I am most often the read-aloud person in our home. On occasion, Michael the oldest, will read with me and “do voices”. We just finished the Fablehaven Series on Thursday night. Michael really wanted us to experience Far World next, and he wanted to be the reader.
This morning Mason (age 9) and I were playing chess. I asked him about the chapter his older brother had read aloud last night to him and his sister.
He proceeded to give me lots of details including how a huge snake chased a cow into a cave but it got away because the cow could somehow turn into liquid. He told me all about the characters describing scars, their voice, the atmosphere, etc.
I had previously read the first few chapters of this book and didn’t recall anything about a cow or anything that turned into liquid. I told my oldest son what Mason had shared. He grinned from ear to ear and quoted parts of the book.
“Her milky-white eyes – interested, but not yet frightened –slid open as she tilted her head, listening.”
“ ‘Boo!’ The snake said, and the ishkabiddles’s muscles turned to water.”

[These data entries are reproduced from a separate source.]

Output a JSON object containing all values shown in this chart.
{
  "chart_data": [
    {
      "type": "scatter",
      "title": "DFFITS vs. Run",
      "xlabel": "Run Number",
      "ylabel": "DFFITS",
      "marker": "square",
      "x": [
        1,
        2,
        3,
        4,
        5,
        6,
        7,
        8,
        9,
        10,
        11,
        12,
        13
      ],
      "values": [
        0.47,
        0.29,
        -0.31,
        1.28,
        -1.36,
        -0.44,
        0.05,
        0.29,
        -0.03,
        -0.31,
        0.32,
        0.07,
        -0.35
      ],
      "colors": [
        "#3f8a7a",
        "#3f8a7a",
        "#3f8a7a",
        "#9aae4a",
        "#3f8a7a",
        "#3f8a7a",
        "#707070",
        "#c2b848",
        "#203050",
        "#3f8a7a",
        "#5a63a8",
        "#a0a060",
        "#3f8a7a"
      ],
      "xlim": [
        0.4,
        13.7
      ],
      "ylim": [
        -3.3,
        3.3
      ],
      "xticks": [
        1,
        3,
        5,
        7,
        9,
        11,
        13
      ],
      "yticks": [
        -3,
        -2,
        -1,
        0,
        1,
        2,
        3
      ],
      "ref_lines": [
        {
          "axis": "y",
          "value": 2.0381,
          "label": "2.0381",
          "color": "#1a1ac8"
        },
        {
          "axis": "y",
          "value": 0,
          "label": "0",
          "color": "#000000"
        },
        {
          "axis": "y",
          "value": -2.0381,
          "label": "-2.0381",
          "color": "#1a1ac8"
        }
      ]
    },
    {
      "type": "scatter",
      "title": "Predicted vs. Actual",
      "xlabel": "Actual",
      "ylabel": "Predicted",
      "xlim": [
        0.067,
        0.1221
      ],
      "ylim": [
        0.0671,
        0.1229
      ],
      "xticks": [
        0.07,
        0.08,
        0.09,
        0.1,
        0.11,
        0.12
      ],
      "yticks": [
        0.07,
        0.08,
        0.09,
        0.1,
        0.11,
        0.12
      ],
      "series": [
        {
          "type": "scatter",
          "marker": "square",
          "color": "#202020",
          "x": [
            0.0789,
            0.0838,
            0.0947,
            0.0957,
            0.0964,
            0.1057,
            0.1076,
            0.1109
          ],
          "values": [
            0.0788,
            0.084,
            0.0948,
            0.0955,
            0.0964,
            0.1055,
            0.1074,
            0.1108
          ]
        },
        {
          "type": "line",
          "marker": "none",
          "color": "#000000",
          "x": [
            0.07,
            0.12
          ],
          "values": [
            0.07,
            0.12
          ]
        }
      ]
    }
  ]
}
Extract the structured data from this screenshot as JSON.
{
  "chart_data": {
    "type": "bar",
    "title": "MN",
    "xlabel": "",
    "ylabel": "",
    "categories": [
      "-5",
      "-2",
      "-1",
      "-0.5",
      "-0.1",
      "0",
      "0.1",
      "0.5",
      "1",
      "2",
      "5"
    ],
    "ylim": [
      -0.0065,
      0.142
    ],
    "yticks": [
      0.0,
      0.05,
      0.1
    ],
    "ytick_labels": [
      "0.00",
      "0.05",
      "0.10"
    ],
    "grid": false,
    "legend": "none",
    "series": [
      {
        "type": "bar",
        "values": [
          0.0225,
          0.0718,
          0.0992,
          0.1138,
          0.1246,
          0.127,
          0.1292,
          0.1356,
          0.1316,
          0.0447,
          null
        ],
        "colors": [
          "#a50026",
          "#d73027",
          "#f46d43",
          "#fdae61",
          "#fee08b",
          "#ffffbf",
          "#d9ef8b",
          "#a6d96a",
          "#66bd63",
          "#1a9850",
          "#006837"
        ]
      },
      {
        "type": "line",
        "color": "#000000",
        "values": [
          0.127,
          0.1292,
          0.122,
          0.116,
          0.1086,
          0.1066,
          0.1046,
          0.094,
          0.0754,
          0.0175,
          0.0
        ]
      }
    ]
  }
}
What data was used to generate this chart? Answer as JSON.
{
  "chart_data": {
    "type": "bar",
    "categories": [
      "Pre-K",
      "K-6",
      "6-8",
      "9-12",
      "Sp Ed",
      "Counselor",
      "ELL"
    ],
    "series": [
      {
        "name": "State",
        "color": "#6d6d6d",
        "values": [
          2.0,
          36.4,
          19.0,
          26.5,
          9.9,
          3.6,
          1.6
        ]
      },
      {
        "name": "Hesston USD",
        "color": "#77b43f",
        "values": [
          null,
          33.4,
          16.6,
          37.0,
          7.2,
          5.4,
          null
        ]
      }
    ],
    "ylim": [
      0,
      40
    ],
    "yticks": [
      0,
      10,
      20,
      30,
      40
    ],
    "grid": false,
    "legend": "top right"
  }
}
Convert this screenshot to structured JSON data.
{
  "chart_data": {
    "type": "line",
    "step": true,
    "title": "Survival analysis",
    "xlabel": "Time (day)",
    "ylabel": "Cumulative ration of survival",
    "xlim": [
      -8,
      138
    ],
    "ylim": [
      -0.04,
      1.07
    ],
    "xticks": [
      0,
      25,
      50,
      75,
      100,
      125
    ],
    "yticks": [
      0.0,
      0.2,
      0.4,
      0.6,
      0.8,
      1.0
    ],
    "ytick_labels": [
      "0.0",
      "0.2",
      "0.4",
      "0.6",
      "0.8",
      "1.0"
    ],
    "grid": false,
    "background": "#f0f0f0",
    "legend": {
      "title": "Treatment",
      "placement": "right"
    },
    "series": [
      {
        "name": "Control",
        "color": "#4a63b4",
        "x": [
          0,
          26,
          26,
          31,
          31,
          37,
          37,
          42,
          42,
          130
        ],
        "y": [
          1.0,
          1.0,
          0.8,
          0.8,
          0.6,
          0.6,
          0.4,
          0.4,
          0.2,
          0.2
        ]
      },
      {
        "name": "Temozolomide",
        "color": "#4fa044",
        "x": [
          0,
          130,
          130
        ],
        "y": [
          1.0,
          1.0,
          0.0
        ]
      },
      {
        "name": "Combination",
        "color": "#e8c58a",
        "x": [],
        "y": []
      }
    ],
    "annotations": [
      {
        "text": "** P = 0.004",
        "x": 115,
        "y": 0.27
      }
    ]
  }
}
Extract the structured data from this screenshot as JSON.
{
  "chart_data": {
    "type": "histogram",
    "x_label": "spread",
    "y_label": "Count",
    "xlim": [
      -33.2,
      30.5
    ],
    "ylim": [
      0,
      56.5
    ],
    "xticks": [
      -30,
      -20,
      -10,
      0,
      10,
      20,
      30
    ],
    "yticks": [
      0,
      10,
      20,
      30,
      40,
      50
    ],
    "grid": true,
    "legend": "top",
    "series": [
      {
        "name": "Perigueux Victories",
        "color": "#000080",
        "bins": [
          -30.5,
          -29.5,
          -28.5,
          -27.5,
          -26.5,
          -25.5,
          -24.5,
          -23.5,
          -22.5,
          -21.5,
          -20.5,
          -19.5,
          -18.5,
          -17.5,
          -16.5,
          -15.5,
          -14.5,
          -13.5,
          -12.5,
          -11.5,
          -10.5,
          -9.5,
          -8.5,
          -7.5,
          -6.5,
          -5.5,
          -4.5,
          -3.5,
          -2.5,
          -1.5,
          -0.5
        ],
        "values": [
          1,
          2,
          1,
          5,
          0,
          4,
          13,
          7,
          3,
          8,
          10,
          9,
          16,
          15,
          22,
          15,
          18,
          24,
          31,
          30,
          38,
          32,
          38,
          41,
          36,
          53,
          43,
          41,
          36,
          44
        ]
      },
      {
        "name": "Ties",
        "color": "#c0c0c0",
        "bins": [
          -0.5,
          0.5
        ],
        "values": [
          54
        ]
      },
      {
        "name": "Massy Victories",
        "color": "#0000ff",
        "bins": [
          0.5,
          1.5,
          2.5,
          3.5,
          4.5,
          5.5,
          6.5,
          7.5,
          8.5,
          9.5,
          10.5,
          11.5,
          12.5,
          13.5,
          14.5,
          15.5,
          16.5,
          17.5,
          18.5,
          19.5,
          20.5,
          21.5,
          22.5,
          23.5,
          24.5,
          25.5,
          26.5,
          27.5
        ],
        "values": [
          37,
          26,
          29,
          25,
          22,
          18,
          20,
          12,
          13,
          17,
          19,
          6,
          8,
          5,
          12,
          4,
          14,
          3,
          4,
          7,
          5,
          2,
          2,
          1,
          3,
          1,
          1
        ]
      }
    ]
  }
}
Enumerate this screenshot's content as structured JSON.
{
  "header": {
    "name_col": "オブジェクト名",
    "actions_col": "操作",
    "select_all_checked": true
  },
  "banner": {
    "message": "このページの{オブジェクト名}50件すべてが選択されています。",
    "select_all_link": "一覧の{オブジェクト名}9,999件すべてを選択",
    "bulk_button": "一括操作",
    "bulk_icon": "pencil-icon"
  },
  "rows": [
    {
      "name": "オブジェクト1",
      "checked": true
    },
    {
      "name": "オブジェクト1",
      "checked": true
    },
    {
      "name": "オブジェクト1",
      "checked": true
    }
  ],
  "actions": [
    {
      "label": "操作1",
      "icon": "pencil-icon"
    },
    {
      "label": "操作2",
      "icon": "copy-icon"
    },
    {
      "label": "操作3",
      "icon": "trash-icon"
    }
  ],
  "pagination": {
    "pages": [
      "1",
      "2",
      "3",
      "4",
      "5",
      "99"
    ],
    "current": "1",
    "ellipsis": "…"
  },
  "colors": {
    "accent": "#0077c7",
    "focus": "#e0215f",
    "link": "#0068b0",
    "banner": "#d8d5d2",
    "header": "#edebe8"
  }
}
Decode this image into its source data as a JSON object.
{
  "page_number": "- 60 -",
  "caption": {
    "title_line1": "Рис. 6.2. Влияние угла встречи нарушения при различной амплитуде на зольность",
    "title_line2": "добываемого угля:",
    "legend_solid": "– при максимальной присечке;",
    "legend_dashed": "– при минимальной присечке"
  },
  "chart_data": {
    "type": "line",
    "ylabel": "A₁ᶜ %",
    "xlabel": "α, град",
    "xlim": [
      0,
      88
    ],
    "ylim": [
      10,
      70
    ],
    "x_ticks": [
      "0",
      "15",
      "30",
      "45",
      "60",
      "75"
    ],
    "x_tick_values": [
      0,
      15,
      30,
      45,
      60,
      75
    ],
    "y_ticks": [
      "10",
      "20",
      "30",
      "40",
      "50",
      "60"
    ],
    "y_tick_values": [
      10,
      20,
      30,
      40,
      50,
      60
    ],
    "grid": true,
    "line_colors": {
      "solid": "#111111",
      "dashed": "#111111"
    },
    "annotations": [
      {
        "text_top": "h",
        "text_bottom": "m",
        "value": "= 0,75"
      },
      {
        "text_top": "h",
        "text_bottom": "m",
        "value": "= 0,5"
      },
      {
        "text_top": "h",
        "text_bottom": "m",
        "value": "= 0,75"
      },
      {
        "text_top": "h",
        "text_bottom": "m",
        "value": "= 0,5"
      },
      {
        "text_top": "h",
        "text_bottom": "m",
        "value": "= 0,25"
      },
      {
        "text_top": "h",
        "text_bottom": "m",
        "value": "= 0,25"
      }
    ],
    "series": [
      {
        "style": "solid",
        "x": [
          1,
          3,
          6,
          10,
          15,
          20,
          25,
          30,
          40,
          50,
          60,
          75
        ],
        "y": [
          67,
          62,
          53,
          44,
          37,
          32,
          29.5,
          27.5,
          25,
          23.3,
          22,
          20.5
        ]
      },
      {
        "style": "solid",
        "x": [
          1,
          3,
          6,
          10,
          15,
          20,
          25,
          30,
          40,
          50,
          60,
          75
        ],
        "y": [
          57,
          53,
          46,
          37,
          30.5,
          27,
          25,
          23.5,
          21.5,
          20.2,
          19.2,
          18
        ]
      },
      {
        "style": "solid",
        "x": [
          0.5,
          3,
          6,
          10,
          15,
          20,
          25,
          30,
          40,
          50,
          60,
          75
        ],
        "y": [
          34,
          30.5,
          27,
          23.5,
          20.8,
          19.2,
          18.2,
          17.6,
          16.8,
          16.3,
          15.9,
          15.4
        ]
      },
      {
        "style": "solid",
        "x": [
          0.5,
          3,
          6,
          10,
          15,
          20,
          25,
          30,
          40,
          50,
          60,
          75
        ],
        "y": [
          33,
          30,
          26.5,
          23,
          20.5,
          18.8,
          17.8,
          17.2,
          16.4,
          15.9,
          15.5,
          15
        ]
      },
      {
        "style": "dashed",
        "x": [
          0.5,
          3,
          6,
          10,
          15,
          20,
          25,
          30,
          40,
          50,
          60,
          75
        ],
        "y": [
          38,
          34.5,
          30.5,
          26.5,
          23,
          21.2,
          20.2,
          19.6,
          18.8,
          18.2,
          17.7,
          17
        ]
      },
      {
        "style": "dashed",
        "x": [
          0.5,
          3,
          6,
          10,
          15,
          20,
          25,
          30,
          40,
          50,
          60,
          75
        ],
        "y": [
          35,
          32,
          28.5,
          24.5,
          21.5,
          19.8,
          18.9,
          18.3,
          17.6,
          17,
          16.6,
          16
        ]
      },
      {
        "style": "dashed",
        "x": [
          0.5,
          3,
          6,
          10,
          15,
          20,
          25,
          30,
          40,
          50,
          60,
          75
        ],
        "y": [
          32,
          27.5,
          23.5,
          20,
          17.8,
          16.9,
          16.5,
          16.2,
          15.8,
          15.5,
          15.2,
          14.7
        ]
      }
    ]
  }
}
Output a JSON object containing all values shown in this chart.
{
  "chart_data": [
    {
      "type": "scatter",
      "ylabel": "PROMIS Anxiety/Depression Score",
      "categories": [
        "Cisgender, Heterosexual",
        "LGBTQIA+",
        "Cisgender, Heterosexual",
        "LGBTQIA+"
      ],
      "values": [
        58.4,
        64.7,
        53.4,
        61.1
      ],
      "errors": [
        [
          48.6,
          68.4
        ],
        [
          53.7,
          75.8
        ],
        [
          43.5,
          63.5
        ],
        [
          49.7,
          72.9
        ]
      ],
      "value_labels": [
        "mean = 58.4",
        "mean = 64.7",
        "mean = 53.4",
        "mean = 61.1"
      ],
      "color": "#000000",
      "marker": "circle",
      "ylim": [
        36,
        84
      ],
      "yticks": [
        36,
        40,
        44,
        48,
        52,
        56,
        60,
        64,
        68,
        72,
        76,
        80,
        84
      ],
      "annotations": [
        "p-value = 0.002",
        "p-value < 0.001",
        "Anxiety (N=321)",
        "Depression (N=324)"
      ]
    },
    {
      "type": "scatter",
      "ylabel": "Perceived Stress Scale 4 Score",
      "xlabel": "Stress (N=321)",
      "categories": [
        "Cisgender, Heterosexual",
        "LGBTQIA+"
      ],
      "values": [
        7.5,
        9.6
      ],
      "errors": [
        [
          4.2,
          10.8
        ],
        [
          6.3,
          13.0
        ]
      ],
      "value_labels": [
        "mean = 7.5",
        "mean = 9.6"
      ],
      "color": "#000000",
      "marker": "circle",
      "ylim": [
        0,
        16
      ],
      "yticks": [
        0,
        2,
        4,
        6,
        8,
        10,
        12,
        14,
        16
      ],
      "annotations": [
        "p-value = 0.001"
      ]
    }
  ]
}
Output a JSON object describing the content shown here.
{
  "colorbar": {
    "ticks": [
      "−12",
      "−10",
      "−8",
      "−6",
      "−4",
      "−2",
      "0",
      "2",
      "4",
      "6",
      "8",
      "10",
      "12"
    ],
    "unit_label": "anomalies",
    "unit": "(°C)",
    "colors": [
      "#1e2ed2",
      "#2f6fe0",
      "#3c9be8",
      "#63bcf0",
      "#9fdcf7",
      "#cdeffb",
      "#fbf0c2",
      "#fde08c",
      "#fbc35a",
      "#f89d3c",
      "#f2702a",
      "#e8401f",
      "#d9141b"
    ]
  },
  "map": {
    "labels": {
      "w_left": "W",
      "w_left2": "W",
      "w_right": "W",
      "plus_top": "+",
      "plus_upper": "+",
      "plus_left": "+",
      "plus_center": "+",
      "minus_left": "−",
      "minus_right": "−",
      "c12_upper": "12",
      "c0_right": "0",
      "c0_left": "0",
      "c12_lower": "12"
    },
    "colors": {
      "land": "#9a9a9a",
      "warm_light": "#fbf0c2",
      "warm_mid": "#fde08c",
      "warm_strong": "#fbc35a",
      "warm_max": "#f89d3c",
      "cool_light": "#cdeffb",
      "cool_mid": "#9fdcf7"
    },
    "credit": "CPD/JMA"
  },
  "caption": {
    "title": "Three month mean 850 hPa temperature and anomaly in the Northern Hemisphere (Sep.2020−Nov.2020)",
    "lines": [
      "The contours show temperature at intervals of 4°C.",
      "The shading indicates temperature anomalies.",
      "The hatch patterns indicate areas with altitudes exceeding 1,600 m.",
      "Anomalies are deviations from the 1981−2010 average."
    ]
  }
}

Can you see where he got his ideas?
This just makes me crack up because I have seen this time and time again. Children tag things they hear to things they know the best they can. Sometimes things like figures of speech, metaphors and other descriptors can give them a completely different idea of what is being presented.
For this reason, when I read aloud, I ask questions and define new vocabulary. I stop and point out figures of speech and ask them what they think it might mean. After I’ve given them the new information, I reread the sentence and they get a new understanding. This is a necessary part of reading comprehension development. Read-Alouds are indeed more than reading aloud.
I absolutely LOVE read-aloud time – giggles and all. Don’t you?